Many businesses buying power at spot prices have been caught out over the past two week-ends as power prices spiked as high as $19,000 Mwh, the Employers & Manufacturers Association says.
“One smaller business reported to us that Saturday, March 26th cost them an unforeseen extra $7000 for electricity,” said Alasdair Thompson, EMA’s chief executive.
“Another reported it cost them an unbudgeted $180,000.
“Several power retailers have reported the spot price peaks cost them tens of millions; $25 million alone for Mighty River Power.
“So business wants to know who made all the money – at least $50 million in all – out of this?

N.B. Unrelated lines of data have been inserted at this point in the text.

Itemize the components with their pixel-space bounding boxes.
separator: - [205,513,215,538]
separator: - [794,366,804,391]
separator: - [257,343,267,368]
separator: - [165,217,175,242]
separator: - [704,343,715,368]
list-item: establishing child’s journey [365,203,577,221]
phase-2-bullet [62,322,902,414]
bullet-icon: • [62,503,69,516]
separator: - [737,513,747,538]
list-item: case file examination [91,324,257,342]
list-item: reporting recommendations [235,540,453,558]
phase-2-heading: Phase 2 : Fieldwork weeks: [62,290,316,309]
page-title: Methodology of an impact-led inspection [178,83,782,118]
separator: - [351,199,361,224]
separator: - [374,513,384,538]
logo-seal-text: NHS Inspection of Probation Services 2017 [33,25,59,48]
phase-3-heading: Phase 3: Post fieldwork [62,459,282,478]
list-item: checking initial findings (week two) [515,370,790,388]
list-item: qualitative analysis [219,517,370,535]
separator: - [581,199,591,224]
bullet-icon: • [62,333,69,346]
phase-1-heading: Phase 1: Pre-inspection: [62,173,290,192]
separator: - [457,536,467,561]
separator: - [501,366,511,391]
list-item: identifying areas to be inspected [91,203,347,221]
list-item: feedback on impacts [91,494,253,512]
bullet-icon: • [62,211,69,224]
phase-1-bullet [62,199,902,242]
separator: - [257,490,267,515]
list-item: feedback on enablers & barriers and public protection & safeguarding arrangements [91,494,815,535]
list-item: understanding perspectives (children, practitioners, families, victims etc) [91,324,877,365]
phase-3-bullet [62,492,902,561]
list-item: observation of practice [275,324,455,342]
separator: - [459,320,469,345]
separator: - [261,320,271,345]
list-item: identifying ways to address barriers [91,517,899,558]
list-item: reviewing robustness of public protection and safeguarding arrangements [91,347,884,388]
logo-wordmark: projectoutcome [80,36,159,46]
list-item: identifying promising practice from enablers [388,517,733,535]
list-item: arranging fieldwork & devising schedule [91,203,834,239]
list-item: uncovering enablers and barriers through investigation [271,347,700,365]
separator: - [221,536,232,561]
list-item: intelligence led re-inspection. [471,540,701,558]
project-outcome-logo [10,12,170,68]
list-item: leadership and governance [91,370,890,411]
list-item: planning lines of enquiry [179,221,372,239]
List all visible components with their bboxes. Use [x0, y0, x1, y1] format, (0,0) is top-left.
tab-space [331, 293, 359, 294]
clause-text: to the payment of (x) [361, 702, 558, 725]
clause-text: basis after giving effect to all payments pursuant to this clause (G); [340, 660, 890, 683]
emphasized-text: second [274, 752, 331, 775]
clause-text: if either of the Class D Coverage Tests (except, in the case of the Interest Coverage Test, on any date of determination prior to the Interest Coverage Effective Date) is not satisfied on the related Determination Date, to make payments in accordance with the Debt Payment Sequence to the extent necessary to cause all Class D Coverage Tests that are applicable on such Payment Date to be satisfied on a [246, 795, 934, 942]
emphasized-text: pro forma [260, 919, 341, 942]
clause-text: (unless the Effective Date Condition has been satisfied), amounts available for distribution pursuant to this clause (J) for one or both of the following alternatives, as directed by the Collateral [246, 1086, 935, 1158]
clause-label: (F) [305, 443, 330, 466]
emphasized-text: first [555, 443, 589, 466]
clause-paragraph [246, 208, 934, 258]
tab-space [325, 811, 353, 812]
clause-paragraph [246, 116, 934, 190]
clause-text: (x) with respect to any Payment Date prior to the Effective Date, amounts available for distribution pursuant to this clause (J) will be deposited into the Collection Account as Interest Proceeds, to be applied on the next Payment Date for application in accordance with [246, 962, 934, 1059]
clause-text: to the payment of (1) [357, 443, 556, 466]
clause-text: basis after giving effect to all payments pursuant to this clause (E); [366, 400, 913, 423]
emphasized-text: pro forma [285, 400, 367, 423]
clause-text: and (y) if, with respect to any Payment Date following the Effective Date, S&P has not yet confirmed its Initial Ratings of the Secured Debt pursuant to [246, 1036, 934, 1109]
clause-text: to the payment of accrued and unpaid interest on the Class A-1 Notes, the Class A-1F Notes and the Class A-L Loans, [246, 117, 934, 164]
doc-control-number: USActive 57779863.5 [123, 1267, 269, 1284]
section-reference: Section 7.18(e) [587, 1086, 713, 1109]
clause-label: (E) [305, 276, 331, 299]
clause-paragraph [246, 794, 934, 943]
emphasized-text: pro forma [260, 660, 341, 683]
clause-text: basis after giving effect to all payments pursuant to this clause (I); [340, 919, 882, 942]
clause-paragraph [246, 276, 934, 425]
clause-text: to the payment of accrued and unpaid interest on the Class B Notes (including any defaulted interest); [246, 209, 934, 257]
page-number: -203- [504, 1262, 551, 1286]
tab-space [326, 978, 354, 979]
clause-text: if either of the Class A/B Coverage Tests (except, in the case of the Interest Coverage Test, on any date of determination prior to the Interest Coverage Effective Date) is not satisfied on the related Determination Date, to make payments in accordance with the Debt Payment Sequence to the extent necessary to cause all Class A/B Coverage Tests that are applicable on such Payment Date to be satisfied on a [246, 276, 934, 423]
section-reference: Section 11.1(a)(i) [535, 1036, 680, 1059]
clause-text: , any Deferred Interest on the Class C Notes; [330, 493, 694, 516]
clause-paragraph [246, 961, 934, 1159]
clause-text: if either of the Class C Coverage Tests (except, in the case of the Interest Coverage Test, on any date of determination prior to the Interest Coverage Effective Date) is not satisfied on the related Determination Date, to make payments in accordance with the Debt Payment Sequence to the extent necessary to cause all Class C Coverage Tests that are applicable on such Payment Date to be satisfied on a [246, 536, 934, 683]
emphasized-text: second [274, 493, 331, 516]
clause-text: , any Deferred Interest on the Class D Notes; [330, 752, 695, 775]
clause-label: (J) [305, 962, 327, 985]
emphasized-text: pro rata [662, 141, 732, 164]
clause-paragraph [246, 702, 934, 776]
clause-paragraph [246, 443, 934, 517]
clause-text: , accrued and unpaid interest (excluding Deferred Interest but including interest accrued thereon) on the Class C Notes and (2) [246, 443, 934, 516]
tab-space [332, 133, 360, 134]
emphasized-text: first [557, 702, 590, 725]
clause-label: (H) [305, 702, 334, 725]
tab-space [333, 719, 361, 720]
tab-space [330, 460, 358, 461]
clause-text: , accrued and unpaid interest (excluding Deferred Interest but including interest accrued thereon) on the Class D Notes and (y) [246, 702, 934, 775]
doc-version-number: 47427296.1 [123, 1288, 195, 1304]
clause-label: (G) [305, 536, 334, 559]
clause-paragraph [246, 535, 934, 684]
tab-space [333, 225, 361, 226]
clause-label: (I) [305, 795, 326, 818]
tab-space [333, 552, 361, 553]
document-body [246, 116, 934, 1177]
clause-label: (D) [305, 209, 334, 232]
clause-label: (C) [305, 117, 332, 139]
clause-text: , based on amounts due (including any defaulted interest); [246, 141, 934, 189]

“We might expect prices to rise by perhaps 65%, or even 3 or 4 times in such an event, but never by 200 times!
“The question to be answered is, did Genesis use its market power at the time of the outage when other generators power supply was constrained, to manipulate a massive price increase?
“Second, can we expect this to become the norm when issues like this occur in the future, and will all generators in future follow Genesis’ lead?
“If so, then what will the cost of hedging for all businesses buying power on the spot market rise to?
“Business needs answers to these questions from the Electricity Authority; it will be a real test for it.
“But we don’t even know if the Authority has any power to retrospectively do anything about this.
“So it’s a political issue until such anomalies are resolved, though it wonÕt help those so massively stung by the enormous prices they retrospectively found they had incurred.
“The government itself should therefore take retrospective action, which though something business never likes, may well be warranted on this occasion.
“It must be noted that Transpower signaled the constraint in the upper North Island due to their planned grid outage, and Genesis found itself in a temporary monopoly position – the question to ask of it is, did Genesis abuse its near monopoly position or did it just act in a commercial manner because it could take advantage of the situation?
“If so the fault lies with how the Wholesale Electricity Market works and buyers’ failure to recognise the possibility of prices 200 times greater than usual.
“Genesis issued a statement after last week’s event noting they had offered price hedges to cover the potential trading risk in the Wholesale Electricity Market as late as the day before the constraint. Not our fault was the message from Genesis.
“Other winners from the outages may well have been very big electricity consumers which had hedging in place. Some may well have even made a lot of money, along with Genesis.
“Indicative spot prices on Friday prior to the first event were that they would likely rise to around $165 Mwh, not $19,000.Those firms unhedged against the known outage at that level may not have been overly concerned, but I would be surprised if they didn’t at least enquire about the Genesis hedges on offer.
“Many businesses buying power at spot prices would not have realised the potential risk.
“But I am surprised the power companies constrained by the outage did not take hedging for it if the pricing and extent of the hedges on offer was historically reasonable.
“However the spot price users of electricity will not readily believe any finding by the Electricity Authority that suggests there was no market failure, or that’s how the market is supposed to work in a planned outage of this nature.”